This is true commentary. Some of it isn’t mine to share. I do no disservice to anyone by hitting the high notes of shame and secrecy. When I open up and share, sometimes people share stories with me. Some of them are stunning. Others are evil. A few are joyous. In a bit, I’ll share the general truth of one such story. I’ll do so by telling it anonymously. Whether it happened in Rogers, Arkansas, or Topeka, Kansas, it is a true story.
Throughout my life, I’ve been on the cusp of several discoveries. Some of have been personal, while others have been the sudden surge in my perception of the world. Given the outright ignorance that was mine to claim when I was young, I find myself surprised by who I am. My early life was cloistered and smelled of copper, whiskey, and sweat. Its soundtrack was a cacophony of shouts. I don’t think some of you truly take me at my word: my life was small for the first part of my life. I understood very little and my ability to grow to understand it was limited by the pathology of who I came from. Nature vs. Nurture lost a fight in my head.

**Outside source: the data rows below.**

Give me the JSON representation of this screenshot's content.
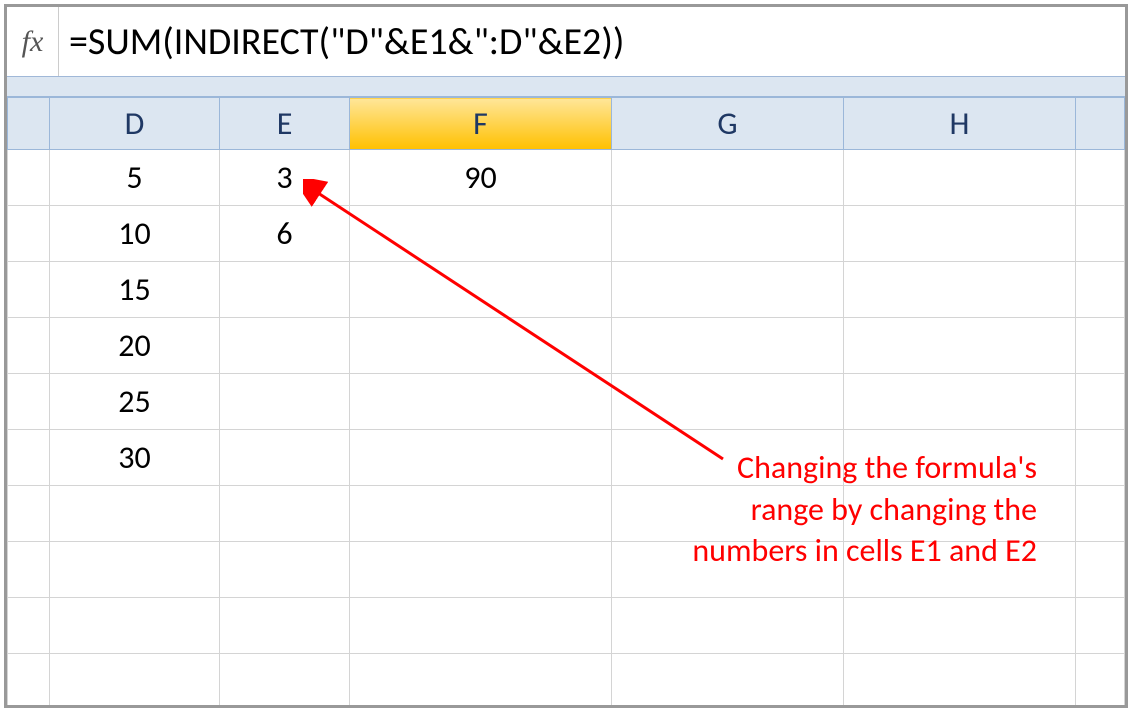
{
  "formula_bar": {
    "fx_label": "fx",
    "formula": "=SUM(INDIRECT(\"D\"&E1&\":D\"&E2))"
  },
  "columns": [
    "D",
    "E",
    "F",
    "G",
    "H"
  ],
  "selected_column": "F",
  "selected_cell": "F1",
  "cells": {
    "D1": "5",
    "D2": "10",
    "D3": "15",
    "D4": "20",
    "D5": "25",
    "D6": "30",
    "E1": "3",
    "E2": "6",
    "F1": "90"
  },
  "annotation": {
    "line1": "Changing the formula's",
    "line2": "range by changing the",
    "line3": "numbers in cells E1 and E2"
  }
}
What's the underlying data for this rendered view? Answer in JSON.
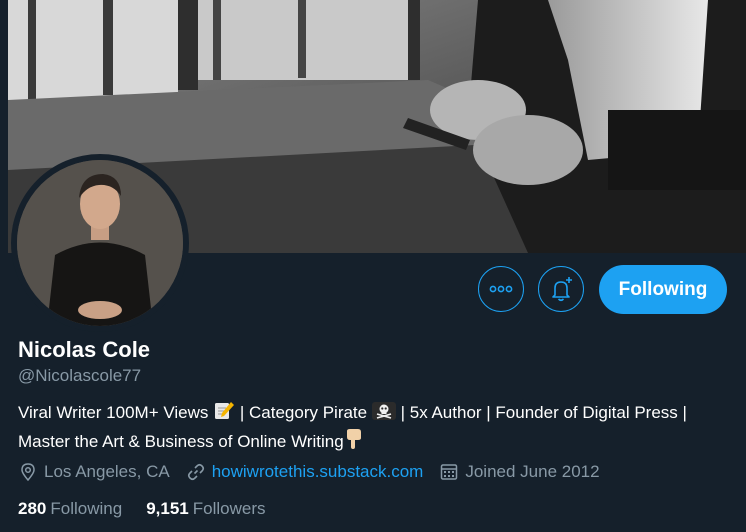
{
  "profile": {
    "name": "Nicolas Cole",
    "handle": "@Nicolascole77",
    "bio_part1": "Viral Writer 100M+ Views",
    "bio_part2": "| Category Pirate",
    "bio_part3": "| 5x Author | Founder of Digital Press | Master the Art & Business of Online Writing",
    "location": "Los Angeles, CA",
    "website": "howiwrotethis.substack.com",
    "joined": "Joined June 2012"
  },
  "actions": {
    "follow_label": "Following"
  },
  "stats": {
    "following_count": "280",
    "following_label": "Following",
    "followers_count": "9,151",
    "followers_label": "Followers"
  },
  "icons": {
    "more": "more-horizontal-icon",
    "notify": "bell-plus-icon",
    "location": "location-pin-icon",
    "link": "link-icon",
    "calendar": "calendar-icon",
    "memo": "memo-emoji-icon",
    "pirate": "skull-crossbones-emoji-icon",
    "pointing": "pointing-down-emoji-icon"
  },
  "colors": {
    "background": "#15202b",
    "accent": "#1da1f2",
    "secondary_text": "#8899a6"
  }
}
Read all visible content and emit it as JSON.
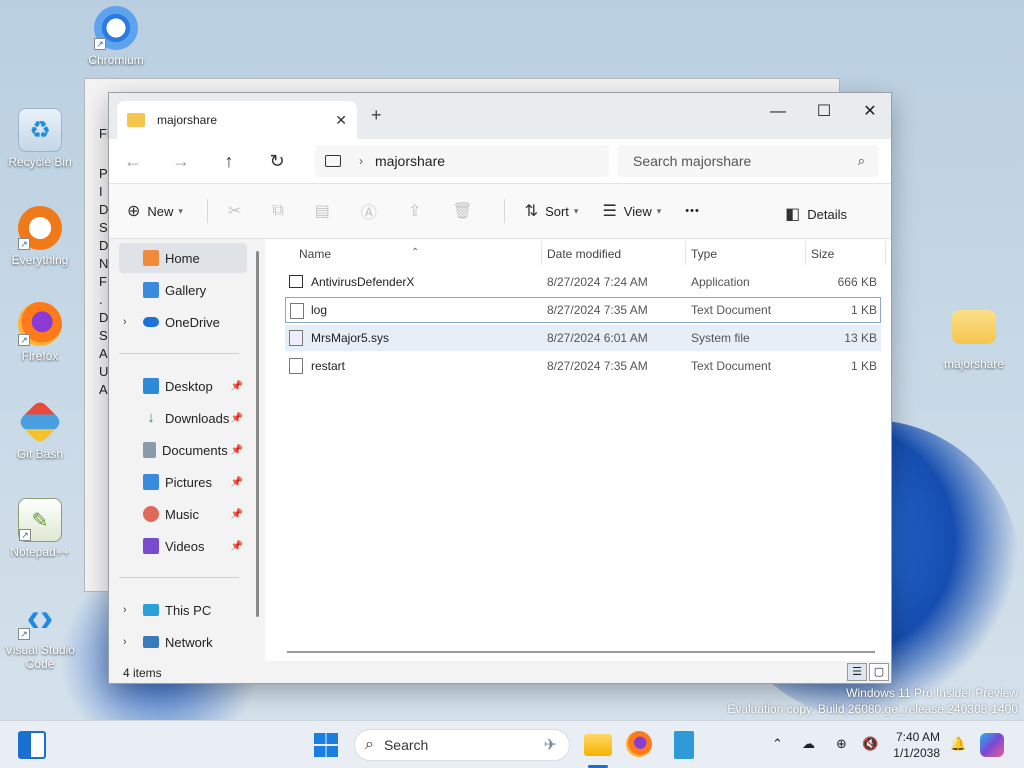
{
  "desktop": {
    "icons": [
      {
        "label": "Chromium"
      },
      {
        "label": "Recycle Bin"
      },
      {
        "label": "Everything"
      },
      {
        "label": "Firefox"
      },
      {
        "label": "Git Bash"
      },
      {
        "label": "Notepad++"
      },
      {
        "label": "Visual Studio Code"
      },
      {
        "label": "majorshare"
      }
    ]
  },
  "back_window": {
    "partial_letters": [
      "Fi",
      "P",
      "I",
      "D",
      "S",
      "D",
      "N",
      "F",
      ".",
      "D",
      "S",
      "A",
      "U",
      "A"
    ]
  },
  "explorer": {
    "tab_title": "majorshare",
    "tab_close": "✕",
    "new_tab": "+",
    "address": {
      "current": "majorshare"
    },
    "search": {
      "placeholder": "Search majorshare"
    },
    "toolbar": {
      "new_label": "New",
      "sort_label": "Sort",
      "view_label": "View",
      "more_label": "•••",
      "details_label": "Details"
    },
    "nav": {
      "home": "Home",
      "gallery": "Gallery",
      "onedrive": "OneDrive",
      "desktop": "Desktop",
      "downloads": "Downloads",
      "documents": "Documents",
      "pictures": "Pictures",
      "music": "Music",
      "videos": "Videos",
      "this_pc": "This PC",
      "network": "Network"
    },
    "columns": {
      "name": "Name",
      "date": "Date modified",
      "type": "Type",
      "size": "Size"
    },
    "files": [
      {
        "name": "AntivirusDefenderX",
        "date": "8/27/2024 7:24 AM",
        "type": "Application",
        "size": "666 KB"
      },
      {
        "name": "log",
        "date": "8/27/2024 7:35 AM",
        "type": "Text Document",
        "size": "1 KB"
      },
      {
        "name": "MrsMajor5.sys",
        "date": "8/27/2024 6:01 AM",
        "type": "System file",
        "size": "13 KB"
      },
      {
        "name": "restart",
        "date": "8/27/2024 7:35 AM",
        "type": "Text Document",
        "size": "1 KB"
      }
    ],
    "status": {
      "count": "4 items"
    }
  },
  "watermark": {
    "line1": "Windows 11 Pro Insider Preview",
    "line2": "Evaluation copy. Build 26080.ge_release.240308-1400"
  },
  "taskbar": {
    "search_label": "Search",
    "time": "7:40 AM",
    "date": "1/1/2038"
  },
  "colors": {
    "accent": "#0067c0",
    "folder": "#f4c64e",
    "selection": "#e6eef8"
  }
}
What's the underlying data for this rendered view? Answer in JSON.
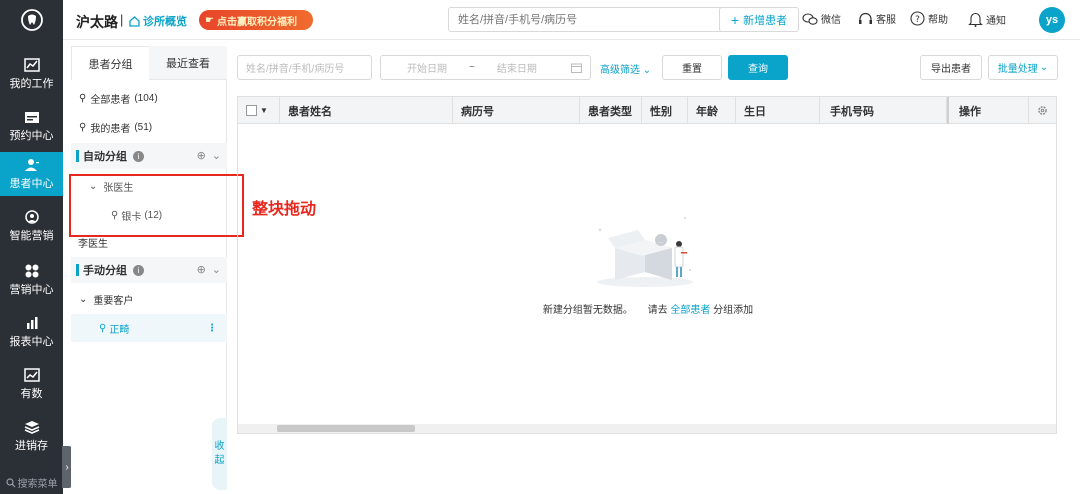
{
  "nav": {
    "items": [
      {
        "label": "我的工作",
        "icon": "chart-icon"
      },
      {
        "label": "预约中心",
        "icon": "calendar-icon"
      },
      {
        "label": "患者中心",
        "icon": "user-icon"
      },
      {
        "label": "智能营销",
        "icon": "marketing-icon"
      },
      {
        "label": "营销中心",
        "icon": "grid-icon"
      },
      {
        "label": "报表中心",
        "icon": "bar-chart-icon"
      },
      {
        "label": "有数",
        "icon": "trend-icon"
      },
      {
        "label": "进销存",
        "icon": "stack-icon"
      }
    ],
    "active_index": 2,
    "search_menu": "搜索菜单",
    "expand_glyph": "›"
  },
  "topbar": {
    "clinic": "沪太路",
    "separator": "|",
    "overview": "诊所概览",
    "promo": "点击赢取积分福利",
    "search_placeholder": "姓名/拼音/手机号/病历号",
    "new_patient": "新增患者",
    "wechat": "微信",
    "service": "客服",
    "help": "帮助",
    "notify": "通知",
    "avatar": "ys"
  },
  "groups": {
    "tabs": [
      "患者分组",
      "最近查看"
    ],
    "all_patients": "全部患者",
    "all_count": "(104)",
    "my_patients": "我的患者",
    "my_count": "(51)",
    "auto_group": "自动分组",
    "doctor_zhang": "张医生",
    "silver_card": "银卡",
    "silver_count": "(12)",
    "doctor_li": "李医生",
    "manual_group": "手动分组",
    "vip": "重要客户",
    "zhengqi": "正畸",
    "collapse": "收起",
    "drag_annotation": "整块拖动"
  },
  "filter": {
    "name_placeholder": "姓名/拼音/手机/病历号",
    "start_date": "开始日期",
    "tilde": "~",
    "end_date": "结束日期",
    "advanced": "高级筛选",
    "reset": "重置",
    "query": "查询",
    "export": "导出患者",
    "batch": "批量处理"
  },
  "table": {
    "headers": [
      "患者姓名",
      "病历号",
      "患者类型",
      "性别",
      "年龄",
      "生日",
      "手机号码",
      "操作"
    ],
    "empty_text_1": "新建分组暂无数据。",
    "empty_text_2": "请去",
    "empty_link": "全部患者",
    "empty_text_3": "分组添加"
  },
  "colors": {
    "accent": "#0aa3c9",
    "nav_bg": "#2b2f36",
    "annotation": "#e8281e"
  }
}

An inquisitive mind took me places. DNA broke down doors. I was 52 before discovering I had another sister, one fathered by my racist Dad. While it was an accident, it would have not happened had I not insisted on following family questions over a long road. Revisionists shouted at me my entire adult life. Most wanted allegiance; when not given, they demanded silence. Failing that, they resorted to sustained anger. Their voices are fading though, leaving me to write the history of all the lives I intersected with. I was stunned to know that my suspicions about my Dad were right. DNA collectively slapped my naysayers in the mouth.
When my Dad fathered my sister, he didn’t know about DNA. He didn’t have an idea that it would expose his behavior 40+ years later. Unlike the news stories I found detailing Dad’s misadventures with crime and his DWI fatality, DNA lurked behind the scenes. I won’t share the details of my Dad’s case because they’re not mine to share.
DNA opens doors that people forget existed.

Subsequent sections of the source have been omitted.